CRICKET – Tribute to the ‘Atlas’ of the Windwards
Tributes continue to be expressed for the outstanding contribution of Dominican, Windwards and Combined Islands batting star, Irvine Shillingford who died last week at the age of 78.
The expressions of grief and admiration are most well-deserved because he was a veritable titan of cricket in the Windward Islands, and for a long time the virtual “Atlas” on which the Windwards batting rested.
After showing his mettle as a schoolboy star, the young Shillingford entered regional cricket when the West Indies middle order sported giants like Sobers, Nurse, Kanhai, Butcher and Joe Solomon, and even when they began to bow out there was the new, “champion” generation of Lloyd, Richards, Rowe and Kallicharran.
Yet he proved that he could more than hold his own in such exalted company. Indeed, besides the quality of his batting on which those of his contemporaries still alive are better placed to comment than I am, Irvine Shillingford will best be remembered as another outstanding symbol of a plague which affected West Indies cricket for a long time.
From its inception in the colonial era, West Indies cricket was affected by racial, class and social discrimination. The scions of the planter class ruled the roost, both in terms of administration and on the field.
Deserved or not, it took all of 34 years before a black man, Frank Worrell, could be appointed as captain, the claims of our greatest batsman, George Headley, being overlooked. Worrell demonstrated what we had been missing by proving to be the watershed in West Indies cricket, leading us to the top of the international ranking.

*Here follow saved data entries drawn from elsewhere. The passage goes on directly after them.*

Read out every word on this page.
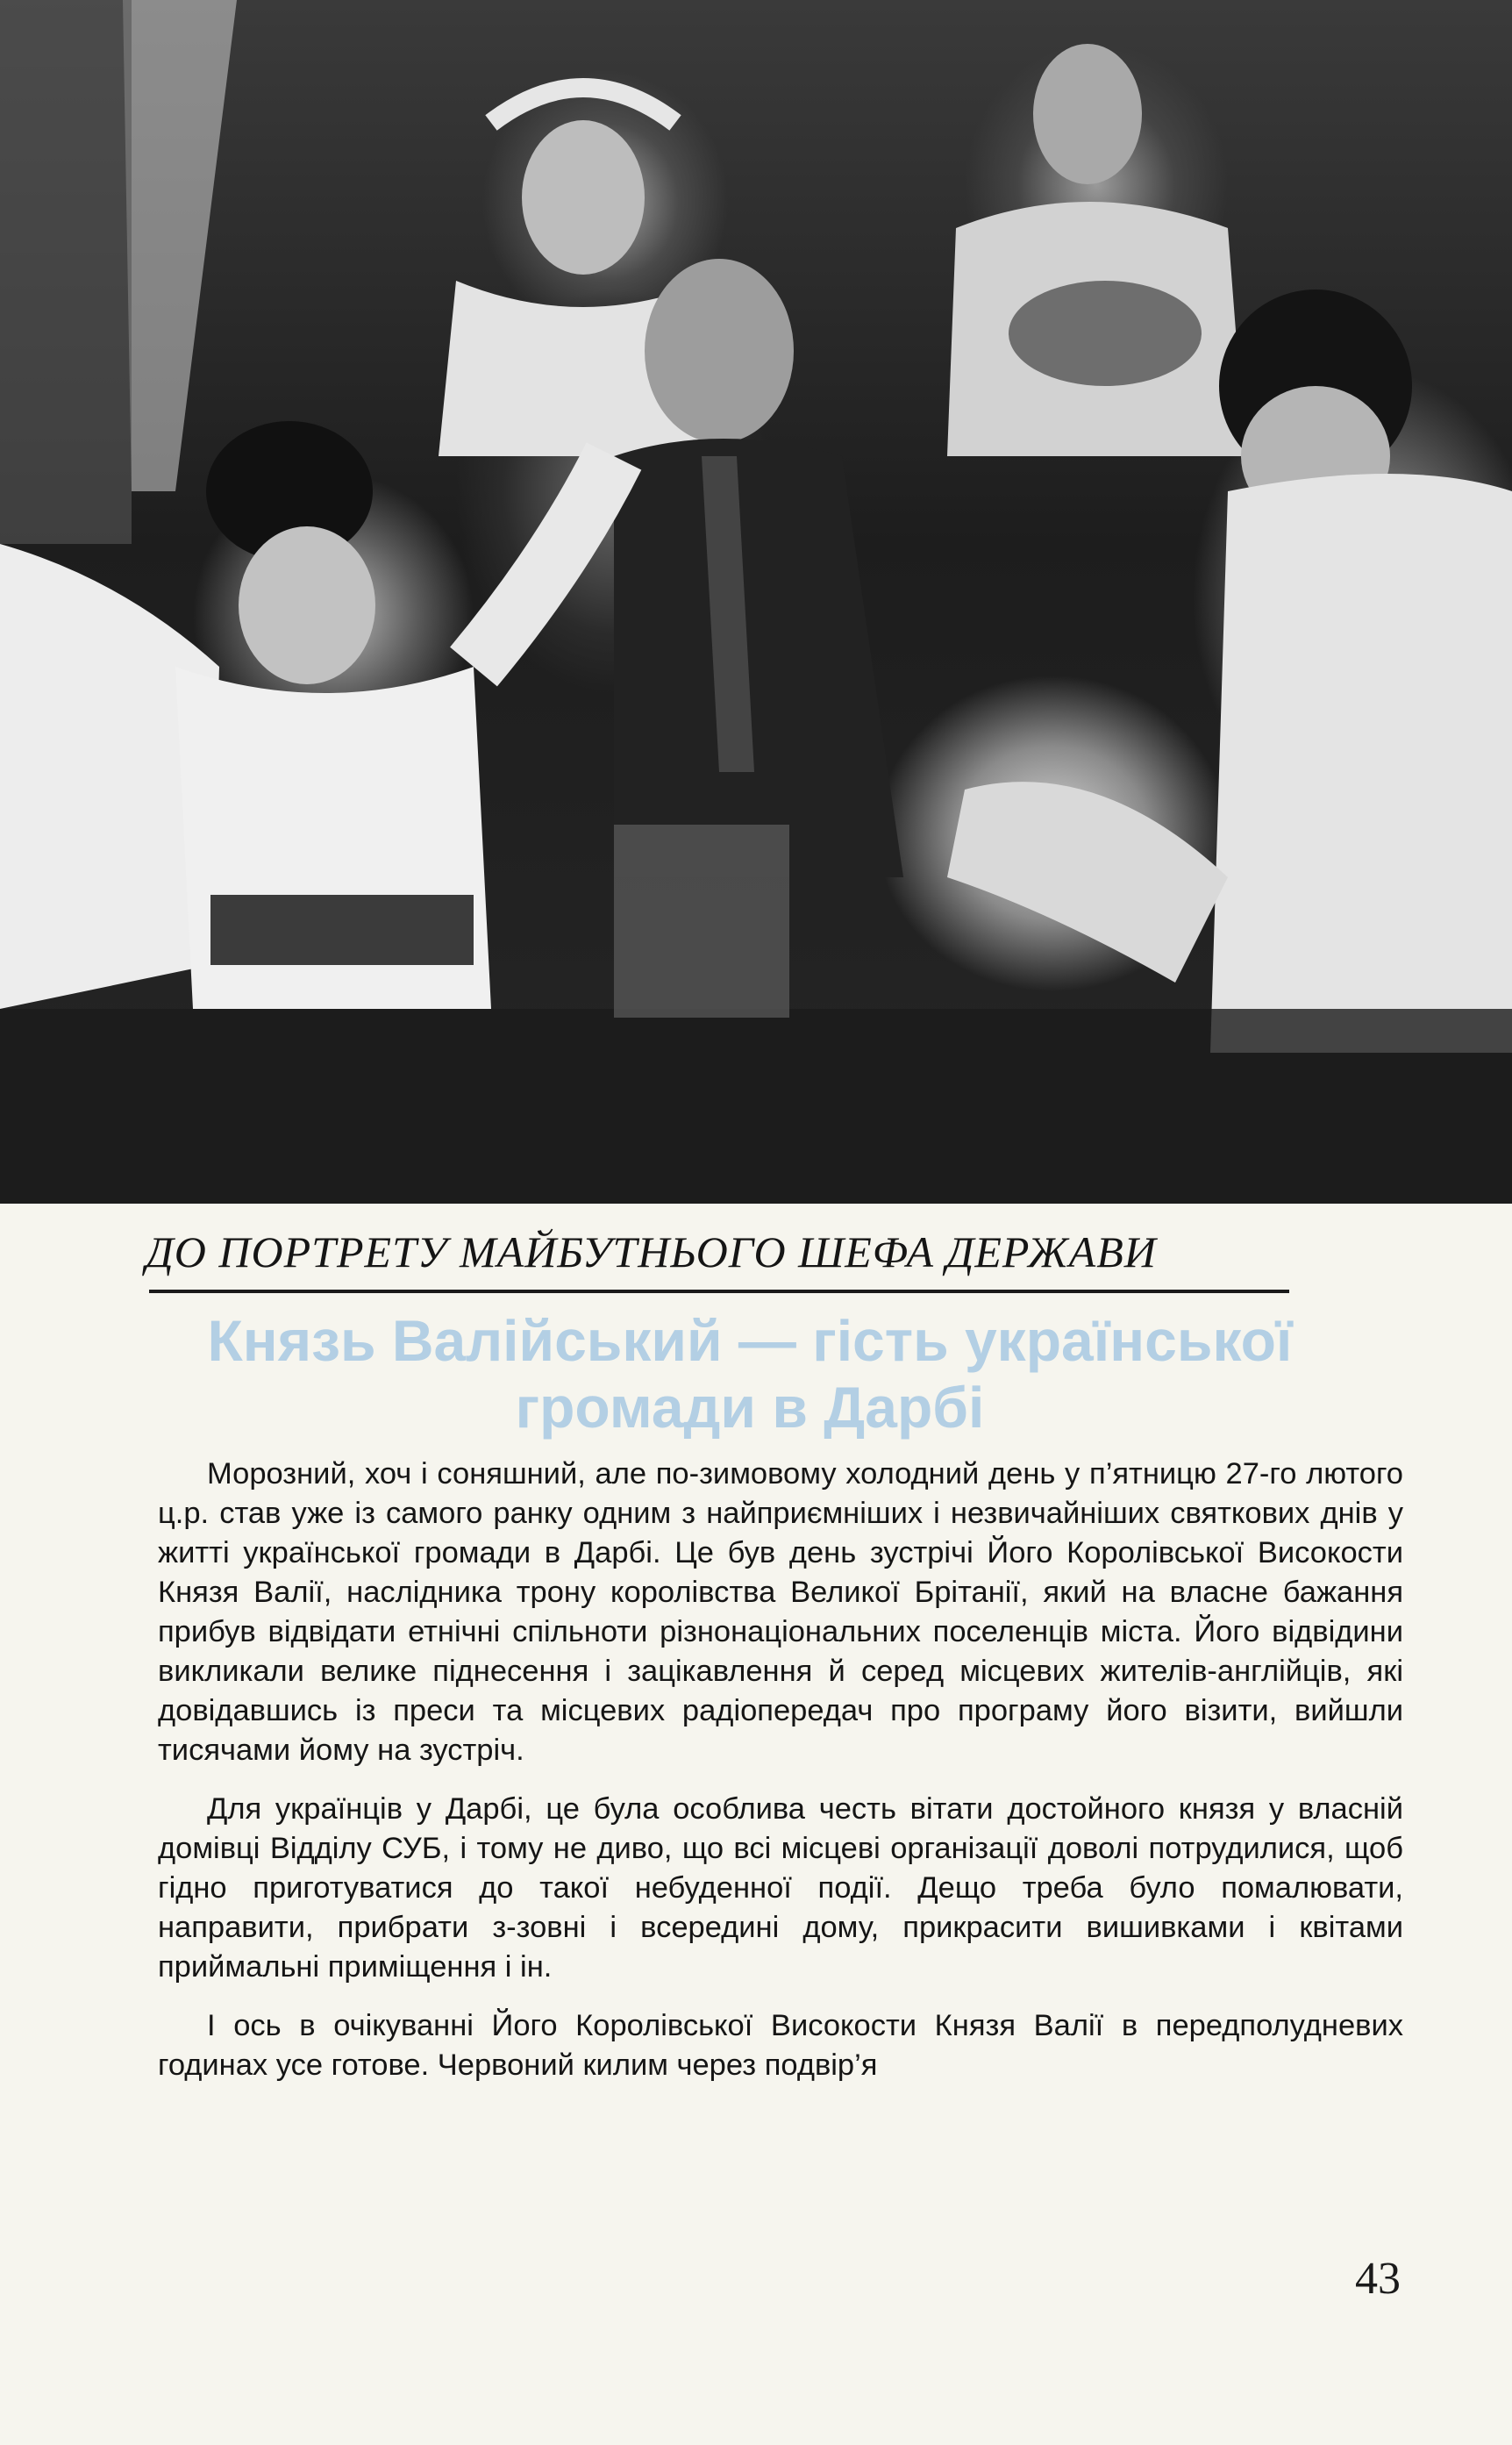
ДО ПОРТРЕТУ МАЙБУТНЬОГО ШЕФА ДЕРЖАВИ
Князь Валійський — гість української
громади в Дарбі

Морозний, хоч і соняшний, але по-зимовому холодний день у п’ятницю 27-го лютого ц.р. став уже із самого ранку одним з найприємніших і незвичайніших святкових днів у житті української громади в Дарбі. Це був день зустрічі Його Королівської Високости Князя Валії, наслідника трону королівства Великої Брітанії, який на власне бажання прибув відвідати етнічні спільноти різнонаціональних поселенців міста. Його відвідини викликали велике піднесення і зацікавлення й серед місцевих жителів-англійців, які довідавшись із преси та місцевих радіопередач про програму його візити, вийшли тисячами йому на зустріч.

Для українців у Дарбі, це була особлива честь вітати достойного князя у власній домівці Відділу СУБ, і тому не диво, що всі місцеві організації доволі потрудилися, щоб гідно приготуватися до такої небуденної події. Дещо треба було помалювати, направити, прибрати з-зовні і всередині дому, прикрасити вишивками і квітами приймальні приміщення і ін.

І ось в очікуванні Його Королівської Високости Князя Валії в передполудневих годинах усе готове. Червоний килим через подвір’я

43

That discrimination went another step down the ladder where the islands of the Windwards and Leewards were concerned. Up until today, when the exploits of Caribbean cricketers in English county cricket are mentioned, much is made of such early pioneers as the white Barbadian, Roy Marshall. While not denying his contribution, it is only in passing that it is remembered that the first Caribbean cricketer to play professional county cricket was Charles Ollivierre of St. Vincent and the Grenadines who toured England with the West Indies team in 1900 and so impressed that he got a professional contract with Derbyshire, going on to be one of that county’s early stars.
Over the years, the treatment of cricketers from the “Islands” as “poor relations” of West Indies cricket continued. The outstanding Vincentian batsmen, Ian Neverson and Alfie Roberts, even had to migrate to Trinidad and play cricket there in order to command regional attention.
Alfie went on to become the first from the islands to gain Test selection for the West Indies at a time when our middle order featured the legendary “3 Ws”- Weekes, Worrell and Walcott.
Yet after touring New Zealand with the West Indies and playing his solitary Test, he was left out of the squad to England in 1957. He was not alone, for the outstanding Dominican wicketkeeper, Reid, and the great Vincentian fast bowler Frank Mason suffered the same fate. Alfie Roberts eventually migrated to Canada in frustration where he made his name as a brilliant academic, Pan Africanist and advocate of independence for Caribbean nations.
It was against that background that Irvine Shillingford had to fight his way. Granted that in his twenties, it was difficult to find a place in the Sobers-led line-up, but when he was finally selected, against a strong Pakistani attack in 1977, he made a century in one of the three Tests for which he was picked. Yet when the Test stars opted for Packer cricket, he got only one more nod, before being discarded.
Our own Winston Davis would know the feeling, a world record holder in one-day cricket consistently kept on the sidelines.
Yes, that was our legacy. Shillingford himself was chosen as one of the “Five Cricketers of the Year” in Tony Cozier’s 1976 West Indies Cricket Annual. Let me conclude this sordid tale of discrimination against the likes of Shillingford, Mason and company by quoting one of the finest cricket analysts and writers from the Caribbean, the late Antiguan, Tim Hector, in Cozier’s 1977 edition: “The Leeward and Windward Islands were often considered obscure cricketing entities, relegated to the cellar and deemed incapable of really producing anyone of Test match calibre…
“When in 1956, the young Vincentian Roberts, broke into the West Indies team… A high hurdle had been scaled. At about the same time, Roger Bannister broke the four-minute barrier in the mile. To us in these tiny islands, the Alfie Roberts breakthrough in cricket ranked with Bannister’s in athletics…”
Such were the mountains that Shillingford had to climb. To his credit, he did us all proud.
Renwick Rose is a community activist and social commentator.